Plutôt qu’entrer dans le jugement, l’un et l’autre se sont retrouvés sur un terrain d’ouverture bienveillante. Je n’ai aucun souvenir de les avoir entendu se parler avec mépris, les désaccords étaient des échanges animés mais toujours avec respect. Ils ont su s’accepter dans toutes leurs facettes, même celles qui pouvaient être jugées moins « aimables », simplement parce qu’ils se respectaient et souhaitaient réussir ce projet commun du couple. Personne n’avait raison ni tort. Ils ont débattu des meilleurs comportements, des meilleures attitudes à adopter pour nous, pour eux, en considérant leurs deux points vue avec équanimité.
Aimer sans condition
On peut avoir des projets. On peut souhaiter aller dans telle ou telle direction, pour qu’une situation corresponde plus à nos aspirations. Mais on ne peut souhaiter le changement immédiat de ce qui est présent, ici et maintenant. Toute action n’est possible que si l’on a pleinement accepté ce qui est là. Ce qui nous caractérise nous, notre partenaire, et notre couple à cet instant. Sans résistance, sans retenue, sans condition. Pour créer un espace où nous sommes vus, compris et aimés pas pour ce que l’on aimerait que chacun soit, mais pour ce que nous sommes. C’est là, que le changement peut se faire. Pas avant. C’est un effet secondaire de l’amour inconditionnel qu’on se porte.
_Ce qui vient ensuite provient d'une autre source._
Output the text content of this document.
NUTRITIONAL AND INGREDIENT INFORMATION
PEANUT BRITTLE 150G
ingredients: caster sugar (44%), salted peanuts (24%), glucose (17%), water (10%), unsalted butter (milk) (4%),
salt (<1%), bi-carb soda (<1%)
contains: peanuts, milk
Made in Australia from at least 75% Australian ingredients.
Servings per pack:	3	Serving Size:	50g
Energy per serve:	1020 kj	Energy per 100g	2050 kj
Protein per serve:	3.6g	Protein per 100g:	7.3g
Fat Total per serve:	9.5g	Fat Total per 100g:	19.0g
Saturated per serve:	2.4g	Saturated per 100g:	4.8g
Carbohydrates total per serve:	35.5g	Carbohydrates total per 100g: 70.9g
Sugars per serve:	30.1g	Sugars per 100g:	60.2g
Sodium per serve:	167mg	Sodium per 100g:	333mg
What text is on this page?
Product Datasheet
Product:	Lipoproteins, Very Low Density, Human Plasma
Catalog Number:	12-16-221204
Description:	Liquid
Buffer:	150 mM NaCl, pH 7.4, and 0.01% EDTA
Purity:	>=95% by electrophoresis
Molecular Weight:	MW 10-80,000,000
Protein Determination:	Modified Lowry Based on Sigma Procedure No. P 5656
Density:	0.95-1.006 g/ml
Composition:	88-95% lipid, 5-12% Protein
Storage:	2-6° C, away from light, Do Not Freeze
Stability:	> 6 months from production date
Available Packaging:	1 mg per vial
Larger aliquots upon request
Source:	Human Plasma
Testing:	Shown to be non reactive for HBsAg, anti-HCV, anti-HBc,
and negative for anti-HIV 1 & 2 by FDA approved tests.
L’acceptation, un exercice pourtant simple à pratiquer au quotidien ! Imaginez que vous êtes en mer, et que la seule chose que vous pouvez maîtriser, c’est votre bateau. Rien ne sert de s’agacer du vent, de la houle, de la météo. De votre compagnon d’infortune. Mieux vaut s’entendre pour traverser la tempête. En pratique, ça veut dire quoi ?
- Mettre en perspective ce qui vous agace avec la big picture : non, mâcher en faisant du bruit n’est pas un motif de divorce. Même si croquer dans un carreau de chocolat la bouche ouverte, oui ça fait sauter des petits éclats qui risquent de fondre sur les vêtements (coucou maman).
- Se souvenir que son partenaire est… un être humain. DINGUE. Pas un fantasme, pas un Être de lumière, pas une projection de vos espoirs les plus fous. Tiens, regardez-vous dans un miroir : à quel point êtes-vous exigeant avec vous-même ?
- Trouver de la tendresse à connaître les manies et habitudes de votre aimé. Oui, il aime fermer certains volets et pas d’autres, sans logique apparente, et alors ? Pourquoi cherchez-vous l’efficacité, la performance, la logique à tout prix ?
- Se rappeler que ses comportements le caractérisent lui, et pas vous. Il est encore un être vivant distinct, souvenez-vous-en. Votre partenaire a le droit de faire des blagues lourdes, vous n’avez pas à vous sentir concerné. Regardez plutôt pourquoi vous vous sentez confondu avec lui/elle ? Pourquoi avez-vous peur d’être associé à lui / jugé ? Avez-vous quelque chose à prouver ? À qui ?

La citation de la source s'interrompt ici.